Posted by James (admin) on September 9th, 2010

I had played Caylus: Magna Carta before (the smaller, card-based version of Caylus) but not the original big game so I was looking forwards to playing this.

During the game, players place their workers on various buildings so they can generate resources and cash which they can then use to build further buildings and generate victory points.  First, players take turns placing their workers on the available buildings.  Only one player can use each building during a round, so timing your placement of your workers can be agonising (in a good way) because you always want to place your workers in multiple places at once (always a good sign in a worker placement game) before someone else does.  When all players have passed, the buildings get resolved in order (moving along the road that leads out of the castle).  Some buildings generate resources (food, wood, stone, cloth, gold), some generate cash, and some have special effects like allowing a player to build a new building, changing the turn order, allowing a player to buy a resource for cash, trade gold for victory points, and so on. New buildings can be used in later turns by any of the players and the person who built it receives extra VPs each time another player uses that building – so whilst your building may help others you can get benefit from that too.

As well as building new buildings, the players are jointly building the castle too.  Building the castle can earn you royal favours which can gain you VPs, cash, etc. and the accumulated reward for further favours increases with the more favours you earn.  If you build a lot of castle sections, there are extra rewards for you too; if you haven’t built a single piece of a castle section, you lose VPs – the king doesn’t like a slacker.
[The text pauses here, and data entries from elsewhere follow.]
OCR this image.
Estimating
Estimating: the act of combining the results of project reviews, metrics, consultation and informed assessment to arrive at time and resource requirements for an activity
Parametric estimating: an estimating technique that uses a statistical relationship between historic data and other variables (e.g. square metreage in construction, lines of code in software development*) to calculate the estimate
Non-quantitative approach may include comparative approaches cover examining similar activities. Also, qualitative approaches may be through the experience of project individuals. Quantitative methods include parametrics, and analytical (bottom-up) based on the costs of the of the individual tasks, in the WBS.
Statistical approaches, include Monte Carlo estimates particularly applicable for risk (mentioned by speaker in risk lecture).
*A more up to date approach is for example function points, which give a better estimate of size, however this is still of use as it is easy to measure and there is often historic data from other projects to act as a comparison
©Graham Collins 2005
Essentially that is the game and the most VPs wins.  It doesn’t sound too complex but there’s a lot of things to balance and a large amount of choice – choices about how to score VPs, which building to build, where to place your workers, which buildings to place your workers on first, when to use resources building the castle, when to use workers to give you advantages instead of resources.  One clever mechanic is that some of the most recently placed buildings may not even activate during a turn (determined by the players’ actions) even if a worker has been placed so there is an element of risk in some placements.
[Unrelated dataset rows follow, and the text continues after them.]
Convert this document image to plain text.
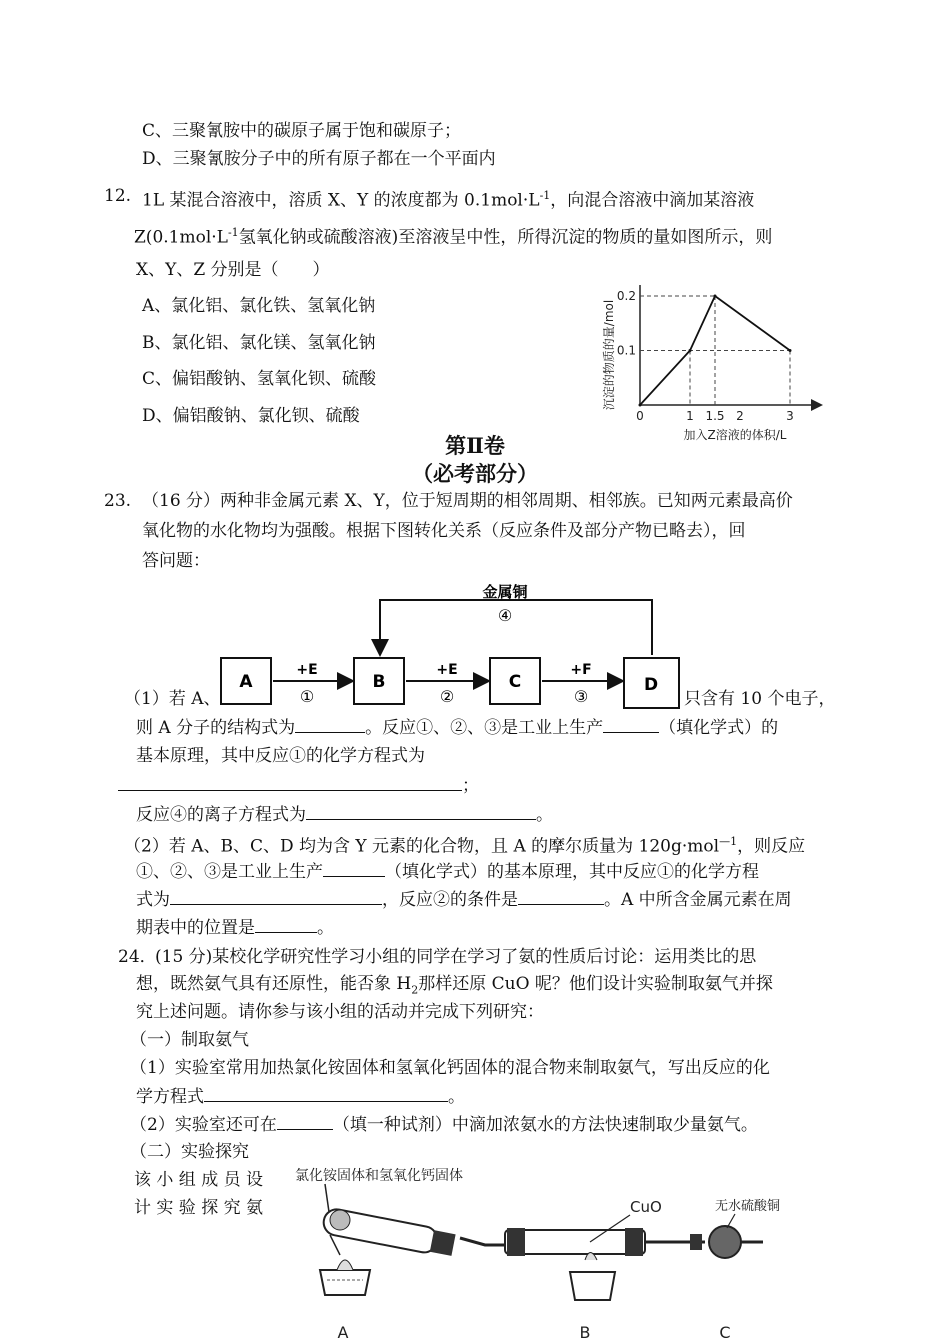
C、三聚氰胺中的碳原子属于饱和碳原子；
D、三聚氰胺分子中的所有原子都在一个平面内
12. 1L 某混合溶液中，溶质 X、Y 的浓度都为 $0.1mol\cdot L^{-1}$，向混合溶液中滴加某溶液
$Z(0.1mol\cdot L^{-1}$氢氧化钠或硫酸溶液)至溶液呈中性，所得沉淀的物质的量如图所示，则
X、Y、Z 分别是（　　）
A、氯化铝、氯化铁、氢氧化钠
B、氯化铝、氯化镁、氢氧化钠
C、偏铝酸钠、氢氧化钡、硫酸
D、偏铝酸钠、氯化钡、硫酸	0	1 1.5 2	3
0.1
0.2
沉淀的物质的量/mol
加入Z溶液的体积/L
第Ⅱ卷
（必考部分）
23. （16 分）两种非金属元素 X、Y，位于短周期的相邻周期、相邻族。已知两元素最高价
氧化物的水化物均为强酸。根据下图转化关系（反应条件及部分产物已略去），回
答问题：
金属铜
④
A	B	C	D
+E
①
+E
②
+F
③
（1）若 A、	只含有 10 个电子，
则 A 分子的结构式为	。反应①、②、③是工业上生产	（填化学式）的
基本原理，其中反应①的化学方程式为
；
反应④的离子方程式为	。
（2）若 A、B、C、D 均为含 Y 元素的化合物，且 A 的摩尔质量为 120g·mol$^{—1}$，则反应
①、②、③是工业上生产	（填化学式）的基本原理，其中反应①的化学方程
式为	，反应②的条件是	。A 中所含金属元素在周
期表中的位置是	。
24．
(15 分)某校化学研究性学习小组的同学在学习了氨的性质后讨论：运用类比的思
想，既然氨气具有还原性，能否象 $H_2$那样还原 CuO 呢？他们设计实验制取氨气并探
究上述问题。请你参与该小组的活动并完成下列研究：
（一）制取氨气
（1）实验室常用加热氯化铵固体和氢氧化钙固体的混合物来制取氨气，写出反应的化
学方程式	。
（2）实验室还可在	（填一种试剂）中滴加浓氨水的方法快速制取少量氨气。
（二）实验探究
该 小 组 成 员 设
计 实 验 探 究 氨
氯化铵固体和氢氧化钙固体
CuO	无水硫酸铜
A	B	C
Note that the player’s turn order doesn’t change unless you use a worker on a specific building to affect it.  I know now that in my game I should have paid the cash and the worker to boost my turn order position a lot sooner because going last each round means the choice of buildings when placing workers is already limited and it severely reduced the amount of resources I could acquire.
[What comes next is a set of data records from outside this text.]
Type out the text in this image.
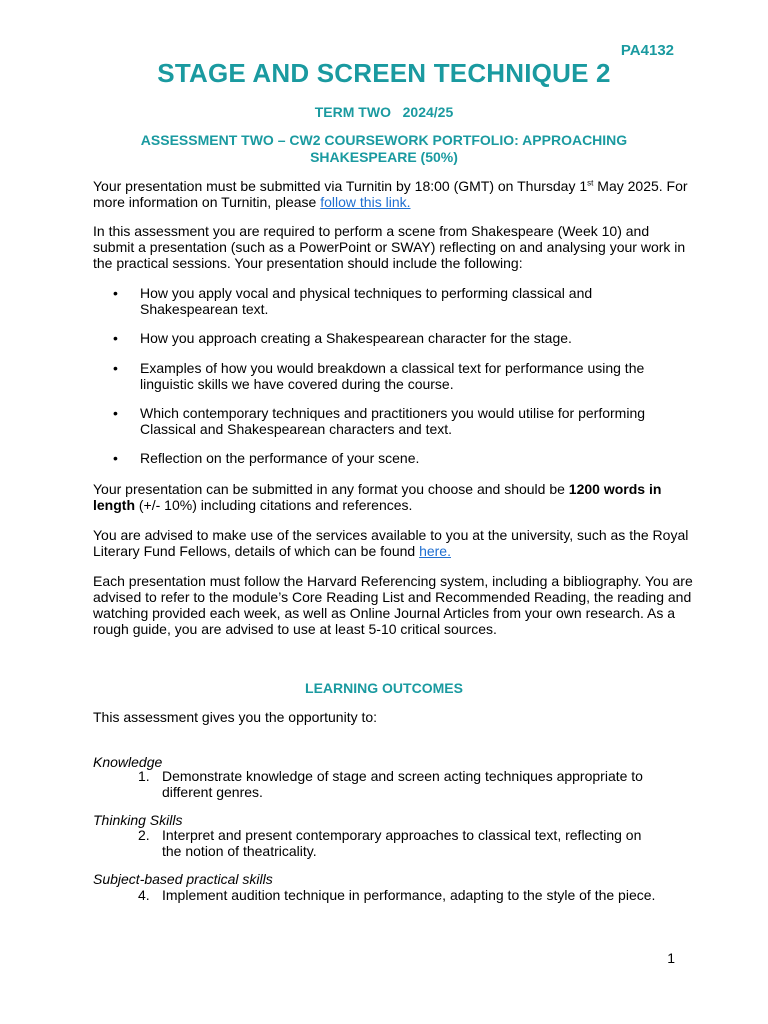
PA4132
STAGE AND SCREEN TECHNIQUE 2
TERM TWO   2024/25
ASSESSMENT TWO – CW2 COURSEWORK PORTFOLIO: APPROACHING SHAKESPEARE (50%)
Your presentation must be submitted via Turnitin by 18:00 (GMT) on Thursday 1st May 2025. For more information on Turnitin, please follow this link.
In this assessment you are required to perform a scene from Shakespeare (Week 10) and submit a presentation (such as a PowerPoint or SWAY) reflecting on and analysing your work in the practical sessions. Your presentation should include the following:
• How you apply vocal and physical techniques to performing classical and Shakespearean text.
• How you approach creating a Shakespearean character for the stage.
• Examples of how you would breakdown a classical text for performance using the linguistic skills we have covered during the course.
• Which contemporary techniques and practitioners you would utilise for performing Classical and Shakespearean characters and text.
• Reflection on the performance of your scene.
Your presentation can be submitted in any format you choose and should be 1200 words in length (+/- 10%) including citations and references.
You are advised to make use of the services available to you at the university, such as the Royal Literary Fund Fellows, details of which can be found here.
Each presentation must follow the Harvard Referencing system, including a bibliography. You are advised to refer to the module’s Core Reading List and Recommended Reading, the reading and watching provided each week, as well as Online Journal Articles from your own research. As a rough guide, you are advised to use at least 5-10 critical sources.
LEARNING OUTCOMES
This assessment gives you the opportunity to:
Knowledge
1. Demonstrate knowledge of stage and screen acting techniques appropriate to different genres.
Thinking Skills
2. Interpret and present contemporary approaches to classical text, reflecting on the notion of theatricality.
Subject-based practical skills
4. Implement audition technique in performance, adapting to the style of the piece.
1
Overall, Caylus is a worker placement game as well as a resource management game.  You need to plan how to combine your workers’ actions together, so deciding where to place your workers first is critical and you often need to adapt your plan when another player uses a building you were hoping to use.  The rush to grab buildings each turn is very tense.  Balancing gaining resources with spending cash is very important and tricky.  Running out of cash can be difficult to recover from, and it seemed it can be worth spending a round trying to put yourself in a better position (generate cash, improve turn order) compared to trying to keep scraping something from a weak position.

Resources are very tight indeed which means Caylus is an unforgiving game.  This isn’t a bad thing on its own but it does mean your first game or two could be difficult and less regular gamers may struggle.  Having played the Magna Carta version, I recognised the basics, but I did make a few errors – one in particular on my first turn really affected me and I played catch-up for the rest of the game.

Despite my poor performance though, I do like Caylus as there’re lots of interesting tactics to consider – even the decision on when to pass (and take no more actions that round) can be of tactical importance because your passing may mean other players now can’t afford to place their workers as they wished.  I think Caylus is more suited to serious gamers than casual ones because there are so many aspects to think about.  Caylus was a meaty challenge and I’ll enjoy playing it again (and hopefully learn from my mistakes).

James.

[Played with 4 players]

Note about ‘Caylus: Magna Carta’ version: The extra options that are in Caylus but not in the simplified Magna Carta version (primarily the castle building and royal favours) add extra complexity and decisions to Caylus but make the game longer and harder.  As a result, I think the Magna Carta version is equally as good because it contains the core gameplay, feels just as tense, is quicker to play and can appeal to a broader audience (although still not light gamers).

2 Responses to “Review: Caylus”

  1. MetaGames » Blog Archive » Game Session: 4th Sept 2010 Says:

    […] Review: Caylus […]

  2. Eric Martin Says:

    I think it’s a important to note that Caylus is THE original worker placement game. It started the trend and in my opinion no game has done it better since.

    I think I’ll have to try Magna Carta now… Great review!